Como os eventos relacionados com o Occupy Wall Street em 2011, a mera ocupação não impossibilitará o sistema continuar funcionando e a repressão estatal quebrar o movimento. A organização de assembleias, comitês populares nos locais de moradia e trabalho serão fundamentais para impedir que Donald Trump, forças policiais e empresários voltem à “normalidade” capitalista. Somente a luta organizada da classe trabalhadora pode mudar a atual correlação de forças que garante que os super-ricos continuem sacrificando a classe trabalhadora para garantir seus lucros durante a maior crise de saúde pública da história moderna. Por isso, a construção de um amplo movimento de massas capaz de desafiar o poder dos super-ricos é parte central deste processo. Parte fundamental disso é a construção de um partido de trabalhadores armado com um programa socialista e que rompa com o bipartidarismo dos dois partidos empresariais dos super-ricos.Somente assim, as vidas negras deixarão de serem destruídas, somente assim a classe trabalhadora deixará de morrer por vírus ou fome.

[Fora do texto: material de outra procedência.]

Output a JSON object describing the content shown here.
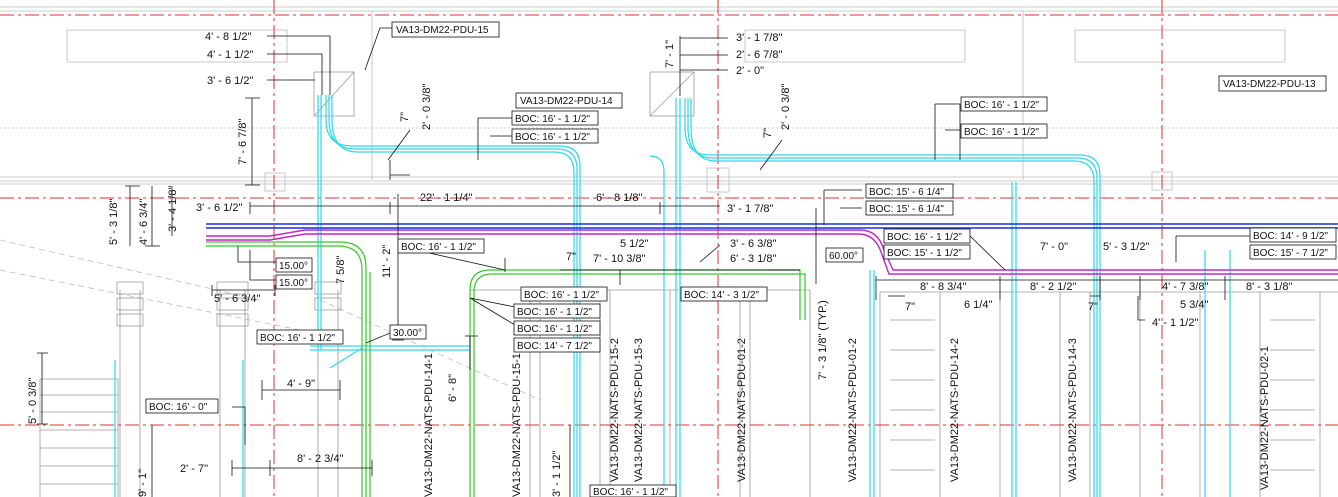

[1]A população de Seattle é conhecida por não usar guarda-chuvas, mas os manifestantes, inspirados pelos movimentos de Hong Kong em 2014 que usaram guarda-chuvas para se proteger da violência policial, começaram a usar como um símbolo da luta contra a repressão violenta da polícia guarda-chuvas pintados de rosa.
[2]Referência ao movimento de Ocupação de Wall Street que ocorreu em setembro de 2011.